Zanzibar’s commercial market is shaped by tourism and logistics. 

  • Hospitality: The main commercial play, from boutique riads in Stone Town to large beachfront resorts. Occupancy averaged ~62% in 2023 and continues to recover with record arrivals. 
  • Offices: Limited, mostly clustered in Ng’ambo and government/NGO corridors. Leases often quoted in USD. 
  • Industrial & logistics: Linked to SEZ/FEZ zones (Fumba, Amaan, Maruhubi, Airport Free Port). Stock is basic, but vacancies are low. 
  • Retail: Concentrated in tourist areas (Stone Town souks, Forodhani Gardens, Nungwi, Paje). Turnover leases and percentage-rent agreements are common. 

Considerations for Every Investor 

Whether you are buying a beachfront condo, a villa in Nungwi, a boutique hotel in Stone Town, or an industrial warehouse in a Free Zone, the same key questions apply. 
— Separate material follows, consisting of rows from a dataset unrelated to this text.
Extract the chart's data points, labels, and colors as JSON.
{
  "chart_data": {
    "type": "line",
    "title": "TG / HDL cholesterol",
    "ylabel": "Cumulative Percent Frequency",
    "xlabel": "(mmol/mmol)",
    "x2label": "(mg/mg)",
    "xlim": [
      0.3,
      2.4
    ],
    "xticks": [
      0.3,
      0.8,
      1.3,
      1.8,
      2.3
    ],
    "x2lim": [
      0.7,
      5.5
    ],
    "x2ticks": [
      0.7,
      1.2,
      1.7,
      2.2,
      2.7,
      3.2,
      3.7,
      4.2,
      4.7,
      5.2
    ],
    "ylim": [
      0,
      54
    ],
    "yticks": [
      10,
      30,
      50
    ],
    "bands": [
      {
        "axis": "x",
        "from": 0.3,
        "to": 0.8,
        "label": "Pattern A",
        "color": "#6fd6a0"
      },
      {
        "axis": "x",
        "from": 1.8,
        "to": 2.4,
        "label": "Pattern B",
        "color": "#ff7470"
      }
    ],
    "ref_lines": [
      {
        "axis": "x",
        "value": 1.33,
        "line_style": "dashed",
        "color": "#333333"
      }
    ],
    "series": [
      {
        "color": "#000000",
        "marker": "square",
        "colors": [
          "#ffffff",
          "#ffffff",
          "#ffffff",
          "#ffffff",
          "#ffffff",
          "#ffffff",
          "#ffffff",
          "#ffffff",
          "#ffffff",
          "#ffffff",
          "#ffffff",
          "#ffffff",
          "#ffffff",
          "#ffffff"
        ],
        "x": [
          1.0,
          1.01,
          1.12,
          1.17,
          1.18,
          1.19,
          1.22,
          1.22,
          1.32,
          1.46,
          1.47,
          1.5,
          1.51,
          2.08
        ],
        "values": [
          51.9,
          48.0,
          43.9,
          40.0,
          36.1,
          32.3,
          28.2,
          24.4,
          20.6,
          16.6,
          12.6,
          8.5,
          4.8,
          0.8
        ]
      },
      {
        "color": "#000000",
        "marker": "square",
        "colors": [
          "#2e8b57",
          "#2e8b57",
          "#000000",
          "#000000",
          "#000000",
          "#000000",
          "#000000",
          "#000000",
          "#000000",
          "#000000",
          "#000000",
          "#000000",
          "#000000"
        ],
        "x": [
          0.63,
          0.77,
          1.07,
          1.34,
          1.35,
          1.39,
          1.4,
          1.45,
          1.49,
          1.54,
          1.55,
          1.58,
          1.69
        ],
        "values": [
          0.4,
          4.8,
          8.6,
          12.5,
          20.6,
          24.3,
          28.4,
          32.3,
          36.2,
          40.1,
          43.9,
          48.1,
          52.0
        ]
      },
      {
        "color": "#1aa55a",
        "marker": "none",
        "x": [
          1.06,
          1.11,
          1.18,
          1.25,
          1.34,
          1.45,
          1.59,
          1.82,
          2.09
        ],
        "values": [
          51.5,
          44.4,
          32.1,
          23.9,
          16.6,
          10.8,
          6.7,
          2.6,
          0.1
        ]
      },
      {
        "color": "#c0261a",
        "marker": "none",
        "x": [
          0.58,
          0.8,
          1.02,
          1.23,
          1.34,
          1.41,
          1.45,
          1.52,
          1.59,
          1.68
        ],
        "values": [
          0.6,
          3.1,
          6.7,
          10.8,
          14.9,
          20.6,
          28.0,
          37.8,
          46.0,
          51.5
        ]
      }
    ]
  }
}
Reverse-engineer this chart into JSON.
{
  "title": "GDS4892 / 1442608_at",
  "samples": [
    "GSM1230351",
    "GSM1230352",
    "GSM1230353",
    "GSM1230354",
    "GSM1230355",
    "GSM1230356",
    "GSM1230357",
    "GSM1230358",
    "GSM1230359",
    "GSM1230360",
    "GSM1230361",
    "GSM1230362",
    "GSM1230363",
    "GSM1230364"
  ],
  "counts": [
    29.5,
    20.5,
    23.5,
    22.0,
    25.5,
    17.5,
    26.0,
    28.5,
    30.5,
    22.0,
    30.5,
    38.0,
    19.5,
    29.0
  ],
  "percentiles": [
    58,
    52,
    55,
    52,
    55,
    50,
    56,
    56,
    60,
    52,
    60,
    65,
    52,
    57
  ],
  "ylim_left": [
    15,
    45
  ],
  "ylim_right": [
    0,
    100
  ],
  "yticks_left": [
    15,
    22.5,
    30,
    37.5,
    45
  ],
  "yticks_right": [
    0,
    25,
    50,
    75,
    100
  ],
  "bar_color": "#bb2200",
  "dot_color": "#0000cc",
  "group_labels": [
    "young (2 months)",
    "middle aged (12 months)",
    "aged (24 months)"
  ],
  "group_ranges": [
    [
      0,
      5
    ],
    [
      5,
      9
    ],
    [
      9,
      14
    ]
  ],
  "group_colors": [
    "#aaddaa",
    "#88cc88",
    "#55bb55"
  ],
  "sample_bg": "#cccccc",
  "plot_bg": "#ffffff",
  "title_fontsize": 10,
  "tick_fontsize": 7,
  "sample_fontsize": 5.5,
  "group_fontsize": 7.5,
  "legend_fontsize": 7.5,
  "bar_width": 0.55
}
  1. What is the sociopolitical outlook? 
    How could future elections, Union politics, or global tourism flows affect property demand and financing costs? 
  1. What zoning applies to my property? 
    Is it in a SEZ/FEZ, under Stone Town heritage protection, or within the coastal setback zone
  1. Which investment structure should I use? 
    Should the asset be acquired as a condo under Act 10/2010, or via a ZIPA-approved company vehicle? 
  1. How will I manage the property? 
    Will I rely on a local STR manager, an international hotel operator, or estate-level management services? 
  1. What are the tax implications? 
    How do Zanzibar’s 15% VAT, income taxes, or withholding taxes apply to rental income or future sales? 
  1. How will this affect my lifestyle or corporate strategy? 
    Am I seeking yield only, or also lifestyle use, branding value, or a strategic presence in East Africa? 
  1. Which submarket best fits my goals? 
    Am I targeting high-yield STRs in Paje, lifestyle retreats in Kendwa, stable long-lets in Fumba, or heritage conversions in Stone Town? 
  1. What is the outlook of the submarket I am planning to invest in? 
    Is demand rising or stabilising? Are yields compressing, or is rental growth accelerating? How resilient is the node to shifts in tourism, migration, or policy?